Alors que se tient la COP30 à Belém (Brésil), l'Agence internationale de l'énergie a publié, mercredi 12 novembre, son rapport annuel sur les perspectives énergétiques mondiales, le World Energy Outlook 2025(Nouvelle fenêtre). D'après l'AIE, les énergies renouvelables, tirées par le solaire photovoltaïque, voient leur demande croître "plus rapidement que toute autre source majeure d'énergie, dans tous les scénarios".
Selon l'agence, la demande mondiale de pétrole devrait cesser d'augmenter "aux environs de 2030", tandis que le charbon atteindrait son pic. En revanche, le gaz naturel continuerait à croître encore un peu, environ 10% par rapport aux niveaux actuels, notamment à cause des politiques américaines plus favorables depuis le retour de Donald Trump au pouvoir. De son côté, la Chine reste de loin le premier pays producteur et consommateur de renouvelables.
Trois scénarios envisagés
L'AIE souligne que 2024 a été l'année la plus chaude enregistrée. Son rapport présente trois scénarios sur le futur de l'énergie dans le monde : un basé sur les politiques actuelles des pays, un autre incluant les mesures à adopter si le monde voulait atteindre la neutralité carbone en 2050 et un scenario médian incluant les mesures que les Etats ont déjà annoncées.

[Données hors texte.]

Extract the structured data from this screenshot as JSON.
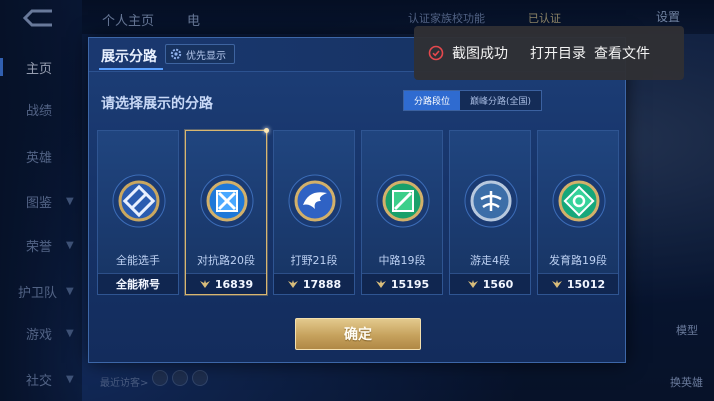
{
  "background": {
    "top_tabs": [
      "个人主页",
      "电"
    ],
    "top_right_text": "认证家族校功能",
    "top_right_badge": "已认证",
    "settings_label": "设置",
    "nav_items": [
      {
        "label": "主页",
        "active": true,
        "chevron": false
      },
      {
        "label": "战绩",
        "active": false,
        "chevron": false
      },
      {
        "label": "英雄",
        "active": false,
        "chevron": false
      },
      {
        "label": "图鉴",
        "active": false,
        "chevron": true
      },
      {
        "label": "荣誉",
        "active": false,
        "chevron": true
      },
      {
        "label": "护卫队",
        "active": false,
        "chevron": true
      },
      {
        "label": "游戏",
        "active": false,
        "chevron": true
      },
      {
        "label": "社交",
        "active": false,
        "chevron": true
      }
    ],
    "right_labels": [
      "模型",
      "换英雄"
    ],
    "bottom_text": "最近访客>"
  },
  "modal": {
    "title": "展示分路",
    "priority_chip": "优先显示",
    "subtitle": "请选择展示的分路",
    "segments": [
      {
        "label": "分路段位",
        "active": true
      },
      {
        "label": "巅峰分路(全国)",
        "active": false
      }
    ],
    "cards": [
      {
        "role": "全能选手",
        "score": "全能称号",
        "has_score_icon": false,
        "selected": false,
        "badge_color": "#7aa3e8",
        "badge_icon": "all-round-badge-icon"
      },
      {
        "role": "对抗路20段",
        "score": "16839",
        "has_score_icon": true,
        "selected": true,
        "badge_color": "#4aa8ff",
        "badge_icon": "clash-lane-badge-icon"
      },
      {
        "role": "打野21段",
        "score": "17888",
        "has_score_icon": true,
        "selected": false,
        "badge_color": "#5aa7ff",
        "badge_icon": "jungle-badge-icon"
      },
      {
        "role": "中路19段",
        "score": "15195",
        "has_score_icon": true,
        "selected": false,
        "badge_color": "#3ccf8a",
        "badge_icon": "mid-lane-badge-icon"
      },
      {
        "role": "游走4段",
        "score": "1560",
        "has_score_icon": true,
        "selected": false,
        "badge_color": "#78a6d8",
        "badge_icon": "roam-badge-icon"
      },
      {
        "role": "发育路19段",
        "score": "15012",
        "has_score_icon": true,
        "selected": false,
        "badge_color": "#36d29a",
        "badge_icon": "farm-lane-badge-icon"
      }
    ],
    "confirm_label": "确定"
  },
  "toast": {
    "message": "截图成功",
    "open_dir": "打开目录",
    "view_file": "查看文件"
  }
}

Si l'on continue les politiques actuelles, c'est-à-dire le scénario le plus conservateur, la planète se dirigerait vers un réchauffement proche de 3°C d'ici 2100. Si l'on applique toutes les promesses déjà annoncées, c'est-à-dire le scénario médian, le réchauffement se stabiliserait un peu mieux, mais toujours au-delà de 1,5°C. Seul le scénario "neutralité carbone" d'ici à 2050 permettrait, à plus long terme, de revenir sous ce seuil de 1,5°C, souligne l'AIE.

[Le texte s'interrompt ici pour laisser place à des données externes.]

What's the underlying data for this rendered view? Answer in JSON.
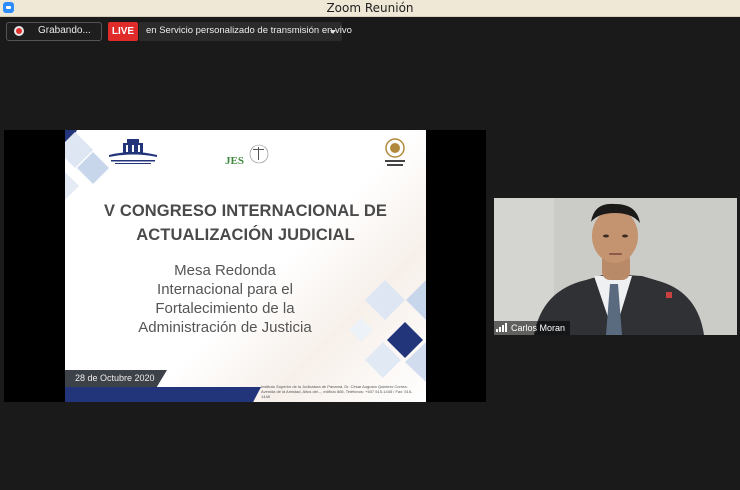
{
  "window": {
    "title": "Zoom Reunión"
  },
  "toolbar": {
    "recording_label": "Grabando...",
    "live_label": "LIVE",
    "live_service_label": "en Servicio personalizado de transmisión en vivo"
  },
  "slide": {
    "title_line1": "V CONGRESO INTERNACIONAL DE",
    "title_line2": "ACTUALIZACIÓN JUDICIAL",
    "subtitle_lines": [
      "Mesa Redonda",
      "Internacional para el",
      "Fortalecimiento de la",
      "Administración de Justicia"
    ],
    "date": "28 de Octubre 2020",
    "logos": {
      "left": "ISJUP",
      "center": "JES",
      "right": "ÓRGANO JUDICIAL"
    },
    "footer_text": "Instituto Superior de la Judicatura de Panamá, Dr. César Augusto Quintero Correa. Avenida de la Amistad, Altos del..., edificio 865, Teléfonos: +507 515-1445 / Fax: 515-1448"
  },
  "participant": {
    "name": "Carlos Moran"
  },
  "colors": {
    "live_red": "#e02b2b",
    "slide_navy": "#23357a",
    "background": "#1a1a1a"
  }
}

Le rapport soulève deux problèmes majeurs. Quelque 730 millions de personnes à travers la planète n'ont toujours pas accès à l'électricité et le monde reste loin des objectifs climatiques. Le monde est "en-deçà des objectifs" qu'il s'est fixés en matière "d'accès universel à l'énergie" et de "changement climatique", indique le directeur de l'AIE, Fatih Birol, dans un communiqué.